Question

\[\left( i \right)\] if \[f = 0.5m\] for a glass lens. What is the power of the lens \[?\]
\[\left( {ii} \right)\] The radii of curvature of the faces of a double convex lens are \[10cm\] and\[15cm\]. Its focal length is\[12cm\] . What is the refractive index of glass \[?\]
\[\left( {iii} \right)\] a convex lens has \[20cm\] focal length in air. What is the focal length in water \[?\] \[\left( {} \right.\]refractive index of air water \[ = \] \[1.33\], refractive index for air glass \[ = \]\[1.5\]\[\left. {} \right)\]

Answer 1

Hint:Here we have to know all the formulas of power, focal length and radius of curvature. And all the units should be in the same unit either S.I or C.G.S. if they are not in the same units then we have to convert them and convert them. Here the refractive index of water is given. Refractive index of glass is also given. We have to apply those in the calculation.
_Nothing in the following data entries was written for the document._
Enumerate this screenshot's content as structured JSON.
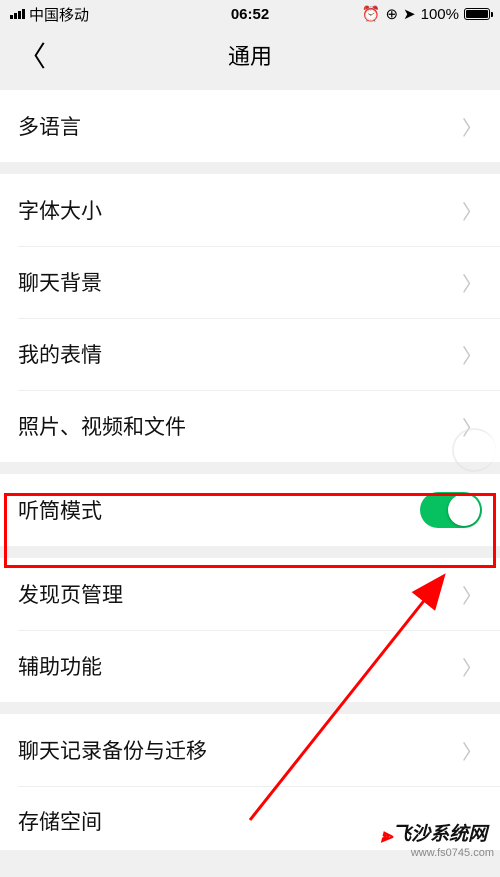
{
  "status": {
    "carrier": "中国移动",
    "time": "06:52",
    "battery_pct": "100%",
    "icons": "⏰ ⊕ ↗"
  },
  "nav": {
    "title": "通用"
  },
  "rows": {
    "multilang": "多语言",
    "fontsize": "字体大小",
    "chatbg": "聊天背景",
    "stickers": "我的表情",
    "media": "照片、视频和文件",
    "earpiece": "听筒模式",
    "discover": "发现页管理",
    "accessibility": "辅助功能",
    "backup": "聊天记录备份与迁移",
    "storage": "存储空间"
  },
  "watermark": {
    "name": "飞沙系统网",
    "url": "www.fs0745.com"
  },
  "toggle": {
    "earpiece_on": true
  }
}
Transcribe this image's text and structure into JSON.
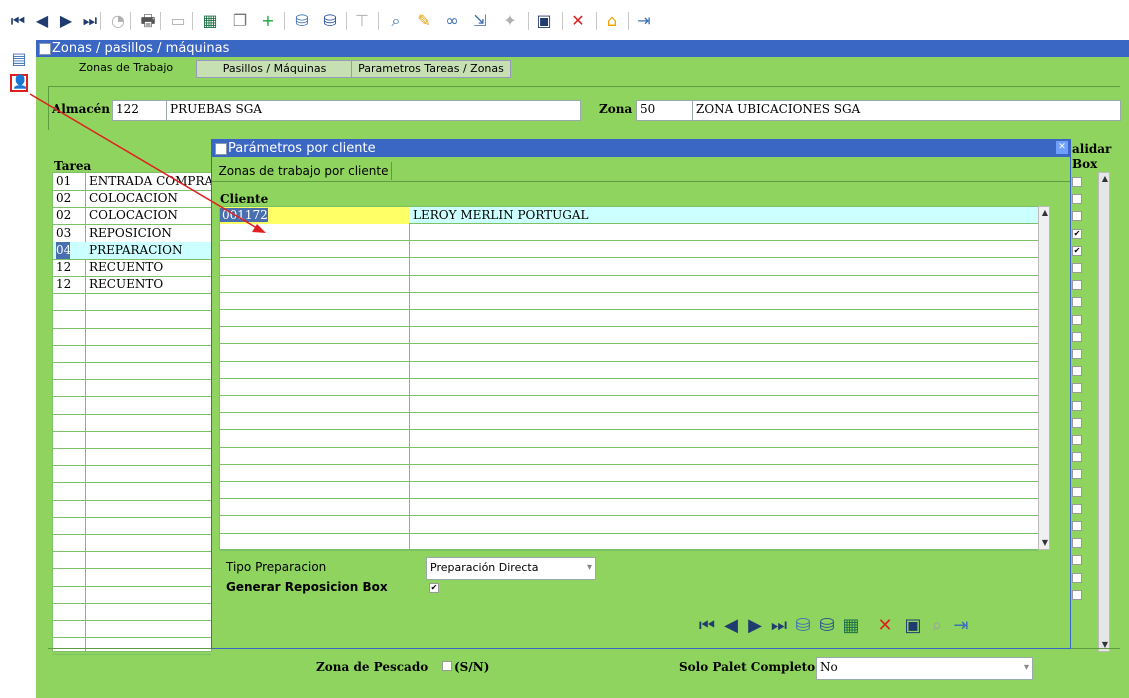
{
  "toolbar": {
    "icons": [
      {
        "name": "first-record-icon",
        "glyph": "⏮",
        "color": "#1f3b70"
      },
      {
        "name": "previous-record-icon",
        "glyph": "◀",
        "color": "#1f3b70"
      },
      {
        "name": "next-record-icon",
        "glyph": "▶",
        "color": "#1f3b70"
      },
      {
        "name": "last-record-icon",
        "glyph": "⏭",
        "color": "#1f3b70"
      },
      {
        "name": "chart-icon",
        "glyph": "◔",
        "color": "#b0b0b0"
      },
      {
        "name": "print-icon",
        "glyph": "🖶",
        "color": "#555555"
      },
      {
        "name": "display-icon",
        "glyph": "▭",
        "color": "#b0b0b0"
      },
      {
        "name": "excel-icon",
        "glyph": "▦",
        "color": "#1e7145"
      },
      {
        "name": "copy-icon",
        "glyph": "❐",
        "color": "#777777"
      },
      {
        "name": "add-icon",
        "glyph": "+",
        "color": "#1aa53a"
      },
      {
        "name": "database-icon",
        "glyph": "⛁",
        "color": "#3b6fb6"
      },
      {
        "name": "database-alt-icon",
        "glyph": "⛁",
        "color": "#1f4f96"
      },
      {
        "name": "filter-icon",
        "glyph": "⊤",
        "color": "#b0b0b0"
      },
      {
        "name": "search-icon",
        "glyph": "⌕",
        "color": "#3b6fb6"
      },
      {
        "name": "edit-pencil-icon",
        "glyph": "✎",
        "color": "#e6a000"
      },
      {
        "name": "link-icon",
        "glyph": "∞",
        "color": "#3b6fb6"
      },
      {
        "name": "export-icon",
        "glyph": "⇲",
        "color": "#3b6fb6"
      },
      {
        "name": "query-icon",
        "glyph": "✦",
        "color": "#b0b0b0"
      },
      {
        "name": "save-icon",
        "glyph": "▣",
        "color": "#1f3b70"
      },
      {
        "name": "delete-icon",
        "glyph": "✕",
        "color": "#e02020"
      },
      {
        "name": "home-icon",
        "glyph": "⌂",
        "color": "#f0a000"
      },
      {
        "name": "exit-icon",
        "glyph": "⇥",
        "color": "#3b6fb6"
      }
    ]
  },
  "side": {
    "icons": [
      {
        "name": "document-icon",
        "glyph": "▤",
        "color": "#3b6fb6"
      },
      {
        "name": "user-icon",
        "glyph": "👤",
        "color": "#3b6fb6"
      }
    ]
  },
  "main_window": {
    "title": "Zonas / pasillos / máquinas",
    "tabs": [
      "Zonas de Trabajo",
      "Pasillos / Máquinas",
      "Parametros Tareas / Zonas"
    ],
    "almacen_label": "Almacén",
    "almacen_code": "122",
    "almacen_name": "PRUEBAS SGA",
    "zona_label": "Zona",
    "zona_code": "50",
    "zona_name": "ZONA UBICACIONES  SGA",
    "tarea_header": "Tarea",
    "tasks": [
      {
        "code": "01",
        "name": "ENTRADA COMPRAS"
      },
      {
        "code": "02",
        "name": "COLOCACION"
      },
      {
        "code": "02",
        "name": "COLOCACION"
      },
      {
        "code": "03",
        "name": "REPOSICION"
      },
      {
        "code": "04",
        "name": "PREPARACION"
      },
      {
        "code": "12",
        "name": "RECUENTO"
      },
      {
        "code": "12",
        "name": "RECUENTO"
      }
    ],
    "validar_header_1": "alidar",
    "validar_header_2": "Box",
    "checkbox_checked": [
      false,
      false,
      false,
      true,
      true,
      false,
      false,
      false,
      false,
      false,
      false,
      false,
      false,
      false,
      false,
      false,
      false,
      false,
      false,
      false,
      false,
      false,
      false,
      false,
      false
    ],
    "checkmark": "✔",
    "zona_pescado_label": "Zona de Pescado",
    "zona_pescado_suffix": "(S/N)",
    "solo_palet_label": "Solo Palet Completo",
    "solo_palet_value": "No"
  },
  "dialog": {
    "title": "Parámetros por cliente",
    "close_glyph": "✕",
    "tab": "Zonas de trabajo por cliente",
    "cliente_header": "Cliente",
    "rows": [
      {
        "code": "001172",
        "name": "LEROY MERLIN PORTUGAL"
      }
    ],
    "tipo_label": "Tipo Preparacion",
    "tipo_value": "Preparación Directa",
    "generar_label": "Generar Reposicion Box",
    "generar_check": "✔",
    "dropdown_glyph": "▾",
    "buttons": [
      {
        "name": "dlg-first-icon",
        "glyph": "⏮",
        "color": "#1f3b70"
      },
      {
        "name": "dlg-previous-icon",
        "glyph": "◀",
        "color": "#1f3b70"
      },
      {
        "name": "dlg-next-icon",
        "glyph": "▶",
        "color": "#1f3b70"
      },
      {
        "name": "dlg-last-icon",
        "glyph": "⏭",
        "color": "#1f3b70"
      },
      {
        "name": "dlg-database-icon",
        "glyph": "⛁",
        "color": "#3b6fb6"
      },
      {
        "name": "dlg-database-alt-icon",
        "glyph": "⛁",
        "color": "#1f4f96"
      },
      {
        "name": "dlg-excel-icon",
        "glyph": "▦",
        "color": "#1e7145"
      },
      {
        "name": "dlg-delete-icon",
        "glyph": "✕",
        "color": "#e02020"
      },
      {
        "name": "dlg-save-icon",
        "glyph": "▣",
        "color": "#1f3b70"
      },
      {
        "name": "dlg-search-icon",
        "glyph": "⌕",
        "color": "#a0a0a0"
      },
      {
        "name": "dlg-exit-icon",
        "glyph": "⇥",
        "color": "#3b6fb6"
      }
    ]
  },
  "colors": {
    "panel_green": "#8fd45e",
    "title_blue": "#3a66c4",
    "highlight_yellow": "#ffff66",
    "row_highlight": "#ccffff",
    "annotation_red": "#e02020"
  }
}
Complete step by step answer:
\[\left( i \right)\] We know that,\[f = 0.5m\], here \[f = \] focal length of that glass.Now, the power \[p = \dfrac{1}{f}\]. Which is in a meter unit.Now putting the values we get, \[p = \dfrac{1}{{0.5}} = 2D\]. Here the unit of power is equal to Dioptre. So, the power of the glass is \[2D\] .

\[\left( {ii} \right)\] using lens maker formula we can say
\[\dfrac{1}{f} = \left( {\mu - 1} \right)\left( {\dfrac{1}{{{R_1}}} - \dfrac{1}{{{R_2}}}} \right)\]
Here \[\mu \]is the refractive index of the convex lens. We have to calculate that.
Now, \[{R_1}\]\[ = \]\[10cm\] and \[{R_2}\]\[ = \] \[ - \]\[15cm\], according to sign convention law. Now putting the value we get,
\[\dfrac{1}{f} = \left( {\mu - 1} \right)\left( {\dfrac{1}{{{R_1}}} - \dfrac{1}{{{R_2}}}} \right)\\
\Rightarrow\dfrac{1}{f} = \left( {\mu - 1} \right)\left( {\dfrac{1}{{10}} + \dfrac{1}{{15}}} \right) \\
\Rightarrow\dfrac{1}{f} = \left( {\mu - 1} \right) \times \dfrac{1}{6}\\
\Rightarrow \left( {\mu - 1} \right) = 0.5 \\
\Rightarrow \mu = 0.5 + 1 = 1.5 \\ \]
Therefore the refractive index of the convex lens is \[1.5\] .

\[\left( {iii} \right)\] we know from the previous solution the lanes maker formula is,
\[\dfrac{1}{f} = \left( {\mu - 1} \right)\left( {\dfrac{1}{{{R_1}}} - \dfrac{1}{{{R_2}}}} \right)\]
We are fist calculating this for air.
Now,
 \[\left( {\dfrac{1}{{{R_1}}} - \dfrac{1}{{{R_2}}}} \right) = \]\[\dfrac{1}{{f\left( {\mu - 1} \right)}}\]\[ = \dfrac{1}{{20\left( {1.5 - 1} \right)}} = \dfrac{1}{{10}}\]
 In case of water
\[\dfrac{1}{{{f^1}}} = \left( {\dfrac{{1.5}}{{1.33}} - 1} \right)\left( {\dfrac{1}{{{R_1}}} - \dfrac{1}{{{R_2}}}} \right) \\
\Rightarrow\dfrac{1}{{{f^1}}} = \left( {\dfrac{{1.55 - 1.33}}{{1.33}}} \right)\left( {\dfrac{1}{{10}}} \right)\]
\[\therefore{f^1} = 78.23cm\]
Focal length in water is \[78.23cm\] .

Note:we all can get confused by the signs of \[{R_1}\] and \[{R_2}\] . We have to carefully select whether it will be positive or negative. And here also one should calculate all the values in the same unit. There will be some questions where glass and air refractive index will not be given. So we all should memorise the value of those refractive indices. here the refractive index of glass is given. The refractive index of water is also given.